Конечно, обратная связь с редактором очень важна. Редактор — «свежий глаз», даже если я не принимаю предлагаемые им варианты, то ищу третьи, пятые, десятые.


— Сколько времени заняла у вас работа над переводом? Вы прочли книгу сразу целиком перед началом работы или же переводили по ходу сюжета, не заглядывая в конец? Кстати, последний абзац переведен восхитительно — страданиям Эгона сочувствуешь с невероятной глубиной.

— Работа заняла больше полугода. Поскольку я и до этой книги знала печальную биографию Эгона Шиле, то в конец не заглядывала; замечательная коллега Александра Глебовская вообще советует всегда «идти вровень» с автором и переводить по ходу развития, ведь текст все равно потом вычитываешь не раз. Шиле действительно человек несчастный, невзирая на его известность: тут и нищета, и болезни, и ранняя смерть, и тюрьма, и преследования цензурой. Удивительно вот что: автопортреты Эгона очень напоминают фотографии панк-звезды 1970-х Сида Вишеса, который тоже имел скандальную славу и умер молодым (его блестяще сыграл Гэри Олдмен в фильме «Сид и Нэнси»).
Добавлю, что Крофтс и в целом описывает страдания убедительно и выпукло, даже, пожалуй, с упоением, — сцены насилия над Валери или смерти Густава Климта тоже производят сильное впечатление.
— Какие ваши любимые авторы, книги? Какую книгу вы читаете сейчас?

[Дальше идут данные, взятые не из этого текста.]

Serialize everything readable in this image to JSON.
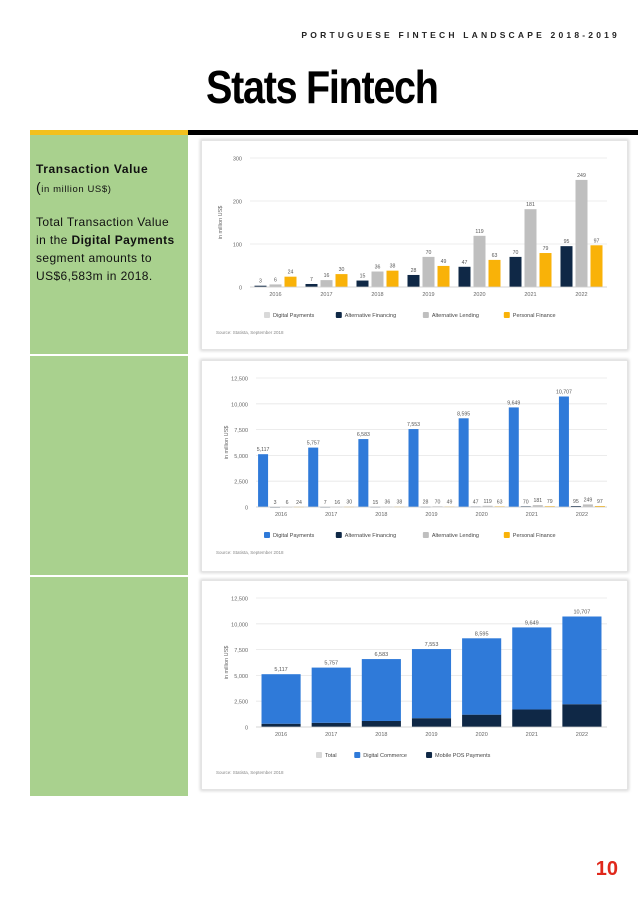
{
  "header": {
    "running_title": "PORTUGUESE FINTECH LANDSCAPE 2018-2019"
  },
  "title": "Stats Fintech",
  "sidebar": {
    "heading": "Transaction Value",
    "unit_open": "(",
    "unit_text": "in million US$)",
    "body_prefix": "Total Transaction Value in the ",
    "body_bold": "Digital Payments",
    "body_suffix": " segment amounts to US$6,583m in 2018."
  },
  "page_number": "10",
  "chart_data": [
    {
      "type": "bar",
      "ylabel": "in million US$",
      "ylim": [
        0,
        300
      ],
      "yticks": [
        "0",
        "100",
        "200",
        "300"
      ],
      "categories": [
        "2016",
        "2017",
        "2018",
        "2019",
        "2020",
        "2021",
        "2022"
      ],
      "series": [
        {
          "name": "Digital Payments",
          "color": "#d9d9d9",
          "values": [
            null,
            null,
            null,
            null,
            null,
            null,
            null
          ]
        },
        {
          "name": "Alternative Financing",
          "color": "#0f2846",
          "values": [
            3,
            7,
            15,
            28,
            47,
            70,
            95
          ]
        },
        {
          "name": "Alternative Lending",
          "color": "#bfbfbf",
          "values": [
            6,
            16,
            36,
            70,
            119,
            181,
            249
          ]
        },
        {
          "name": "Personal Finance",
          "color": "#f9b208",
          "values": [
            24,
            30,
            38,
            49,
            63,
            79,
            97
          ]
        }
      ],
      "grid": true,
      "legend": "bottom",
      "source": "Source: Statista, September 2018"
    },
    {
      "type": "bar",
      "ylabel": "in million US$",
      "ylim": [
        0,
        12500
      ],
      "yticks": [
        "0",
        "2,500",
        "5,000",
        "7,500",
        "10,000",
        "12,500"
      ],
      "categories": [
        "2016",
        "2017",
        "2018",
        "2019",
        "2020",
        "2021",
        "2022"
      ],
      "series": [
        {
          "name": "Digital Payments",
          "color": "#2f7ad9",
          "values": [
            5117,
            5757,
            6583,
            7553,
            8595,
            9649,
            10707
          ],
          "labels": [
            "5,117",
            "5,757",
            "6,583",
            "7,553",
            "8,595",
            "9,649",
            "10,707"
          ]
        },
        {
          "name": "Alternative Financing",
          "color": "#0f2846",
          "values": [
            3,
            7,
            15,
            28,
            47,
            70,
            95
          ]
        },
        {
          "name": "Alternative Lending",
          "color": "#bfbfbf",
          "values": [
            6,
            16,
            36,
            70,
            119,
            181,
            249
          ]
        },
        {
          "name": "Personal Finance",
          "color": "#f9b208",
          "values": [
            24,
            30,
            38,
            49,
            63,
            79,
            97
          ]
        }
      ],
      "grid": true,
      "legend": "bottom",
      "source": "Source: Statista, September 2018"
    },
    {
      "type": "bar",
      "stacked": true,
      "ylabel": "in million US$",
      "ylim": [
        0,
        12500
      ],
      "yticks": [
        "0",
        "2,500",
        "5,000",
        "7,500",
        "10,000",
        "12,500"
      ],
      "categories": [
        "2016",
        "2017",
        "2018",
        "2019",
        "2020",
        "2021",
        "2022"
      ],
      "totals": [
        5117,
        5757,
        6583,
        7553,
        8595,
        9649,
        10707
      ],
      "total_labels": [
        "5,117",
        "5,757",
        "6,583",
        "7,553",
        "8,595",
        "9,649",
        "10,707"
      ],
      "series": [
        {
          "name": "Total",
          "color": "#d9d9d9",
          "values": [
            null,
            null,
            null,
            null,
            null,
            null,
            null
          ]
        },
        {
          "name": "Digital Commerce",
          "color": "#2f7ad9",
          "values": [
            4800,
            5350,
            6000,
            6700,
            7400,
            7950,
            8500
          ]
        },
        {
          "name": "Mobile POS Payments",
          "color": "#0f2846",
          "values": [
            317,
            407,
            583,
            853,
            1195,
            1699,
            2207
          ]
        }
      ],
      "grid": true,
      "legend": "bottom",
      "source": "Source: Statista, September 2018"
    }
  ]
}
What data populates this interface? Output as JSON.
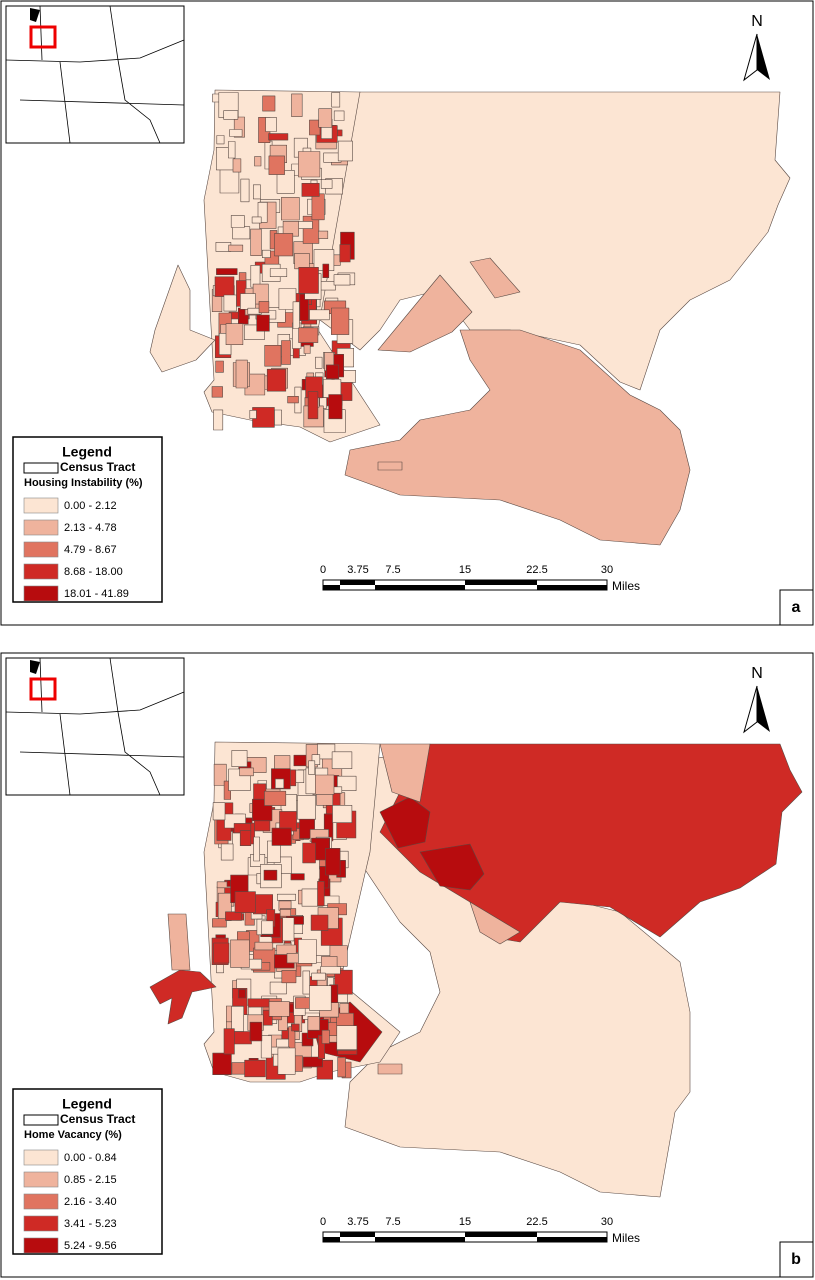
{
  "panels": [
    {
      "label": "a",
      "north": "N",
      "legend": {
        "title": "Legend",
        "tract": "Census Tract",
        "variable": "Housing Instability (%)",
        "classes": [
          {
            "range": "0.00 - 2.12",
            "color": "#fce5d3"
          },
          {
            "range": "2.13 - 4.78",
            "color": "#efb39d"
          },
          {
            "range": "4.79 - 8.67",
            "color": "#e07460"
          },
          {
            "range": "8.68 - 18.00",
            "color": "#cf2a25"
          },
          {
            "range": "18.01 - 41.89",
            "color": "#b70c0e"
          }
        ]
      },
      "scale": {
        "ticks": [
          "0",
          "3.75",
          "7.5",
          "15",
          "22.5",
          "30"
        ],
        "unit": "Miles"
      }
    },
    {
      "label": "b",
      "north": "N",
      "legend": {
        "title": "Legend",
        "tract": "Census Tract",
        "variable": "Home Vacancy (%)",
        "classes": [
          {
            "range": "0.00 - 0.84",
            "color": "#fce5d3"
          },
          {
            "range": "0.85 - 2.15",
            "color": "#efb39d"
          },
          {
            "range": "2.16 - 3.40",
            "color": "#e07460"
          },
          {
            "range": "3.41 - 5.23",
            "color": "#cf2a25"
          },
          {
            "range": "5.24 - 9.56",
            "color": "#b70c0e"
          }
        ]
      },
      "scale": {
        "ticks": [
          "0",
          "3.75",
          "7.5",
          "15",
          "22.5",
          "30"
        ],
        "unit": "Miles"
      }
    }
  ]
}
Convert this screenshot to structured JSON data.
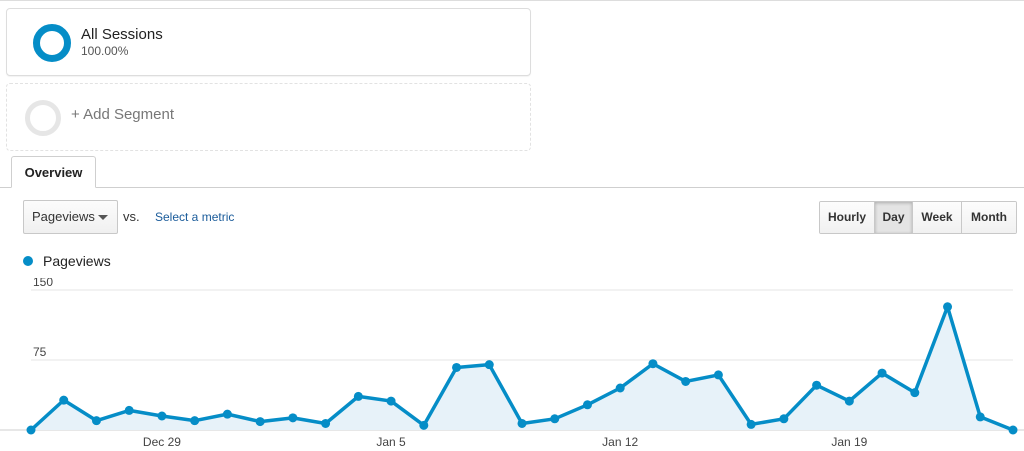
{
  "segments": {
    "active": {
      "name": "All Sessions",
      "percent": "100.00%",
      "color": "#058dc7"
    },
    "add_label": "+ Add Segment"
  },
  "tabs": {
    "overview": "Overview"
  },
  "controls": {
    "metric": "Pageviews",
    "vs": "vs.",
    "select_metric": "Select a metric",
    "periods": [
      "Hourly",
      "Day",
      "Week",
      "Month"
    ],
    "selected_period": "Day"
  },
  "chart_data": {
    "type": "area",
    "series": [
      {
        "name": "Pageviews",
        "color": "#058dc7",
        "values": [
          0,
          32,
          10,
          21,
          15,
          10,
          17,
          9,
          13,
          7,
          36,
          31,
          5,
          67,
          70,
          7,
          12,
          27,
          45,
          71,
          52,
          59,
          6,
          12,
          48,
          31,
          61,
          40,
          132,
          14,
          0
        ]
      }
    ],
    "x_tick_labels": [
      {
        "label": "Dec 29",
        "index": 4
      },
      {
        "label": "Jan 5",
        "index": 11
      },
      {
        "label": "Jan 12",
        "index": 18
      },
      {
        "label": "Jan 19",
        "index": 25
      }
    ],
    "y_ticks": [
      "150",
      "75"
    ],
    "ylim": [
      0,
      150
    ],
    "grid": true,
    "legend": "top-left"
  }
}
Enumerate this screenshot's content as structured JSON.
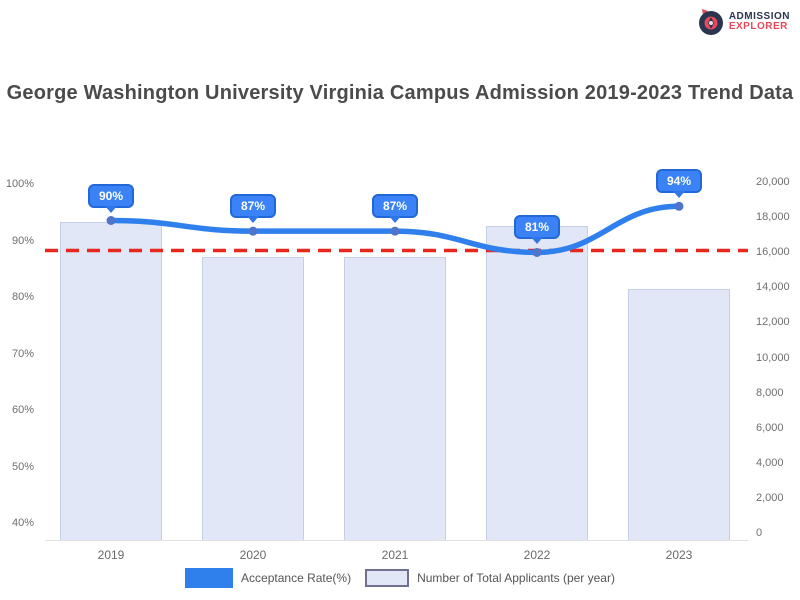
{
  "title": "George Washington University Virginia Campus Admission 2019-2023 Trend Data",
  "logo": {
    "line1": "ADMISSION",
    "line2": "EXPLORER"
  },
  "colors": {
    "line_blue": "#2f80ed",
    "badge_fill": "#3b82f6",
    "badge_border": "#2368d9",
    "bar_fill": "#e1e7f6",
    "bar_border": "#c6cfe8",
    "reference_red": "#e8271d",
    "title_text": "#4b4b4b",
    "axis_text": "#6f6f6f"
  },
  "chart_data": {
    "type": "combo (bar + line, dual axis)",
    "categories": [
      "2019",
      "2020",
      "2021",
      "2022",
      "2023"
    ],
    "series": [
      {
        "name": "Acceptance Rate(%)",
        "type": "line",
        "axis": "left",
        "unit": "%",
        "values": [
          90,
          87,
          87,
          81,
          94
        ],
        "data_labels": [
          "90%",
          "87%",
          "87%",
          "81%",
          "94%"
        ],
        "color": "#2f80ed"
      },
      {
        "name": "Number of Total Applicants (per year)",
        "type": "bar",
        "axis": "right",
        "values": [
          17700,
          15700,
          15700,
          17500,
          13900
        ],
        "color": "#e1e7f6",
        "note": "values estimated from bar heights against right axis"
      }
    ],
    "reference_line": {
      "axis": "right",
      "value": 16100,
      "style": "dashed",
      "color": "#e8271d",
      "meaning": "average of bar series (estimated)"
    },
    "axes": {
      "left": {
        "ticks": [
          "100%",
          "90%",
          "80%",
          "70%",
          "60%",
          "50%",
          "40%"
        ]
      },
      "right": {
        "ticks": [
          "20,000",
          "18,000",
          "16,000",
          "14,000",
          "12,000",
          "10,000",
          "8,000",
          "6,000",
          "4,000",
          "2,000",
          "0"
        ],
        "min": 0,
        "max": 20000
      },
      "x": {
        "ticks": [
          "2019",
          "2020",
          "2021",
          "2022",
          "2023"
        ]
      }
    },
    "legend": [
      {
        "label": "Acceptance Rate(%)",
        "swatch": "#2f80ed",
        "kind": "line"
      },
      {
        "label": "Number of Total Applicants (per year)",
        "swatch": "#e1e7f6",
        "kind": "bar"
      }
    ],
    "grid": false,
    "legend_position": "bottom"
  }
}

— Прежде всего, Владимир Набоков, я им занимаюсь как филолог больше двадцати лет. Любимые авторы есть в каждом жанре, от классического детектива (Ф.Д. Джеймс) до литературной критики (Самуил Лурье). Очень люблю американскую новеллу ХХ века, например Джона Чивера. Люблю находить авторов, не пользующихся широкой известностью, — вот, например, у Леонида Гиршовича есть потрясающий роман «Обмененные головы», который даст фору Дине Рубиной: там и семейная сага, и мелодрама, и детектив, и исторический роман, и все это густо замешано на музыкальной тематике, ведь Гиршович — уникальный случай скрипача-литератора. Сейчас читаю книги коллег — филологов и переводчиков, сразу несколько одновременно: «Агонию и возрождение русского романтизма» М. Вайскопфа, «Орбиты слов: русская поэзия и европейская традиция» Г. Кружкова. Да, это научная литература, но написанная блестящим русским языком.


— И напоследок вопрос от издателя: Достоевский или Толстой?

Чехов. Он мне гораздо ближе этих титанов, более человечный и земной, и, кроме того, мне кажется, что его недооценивают.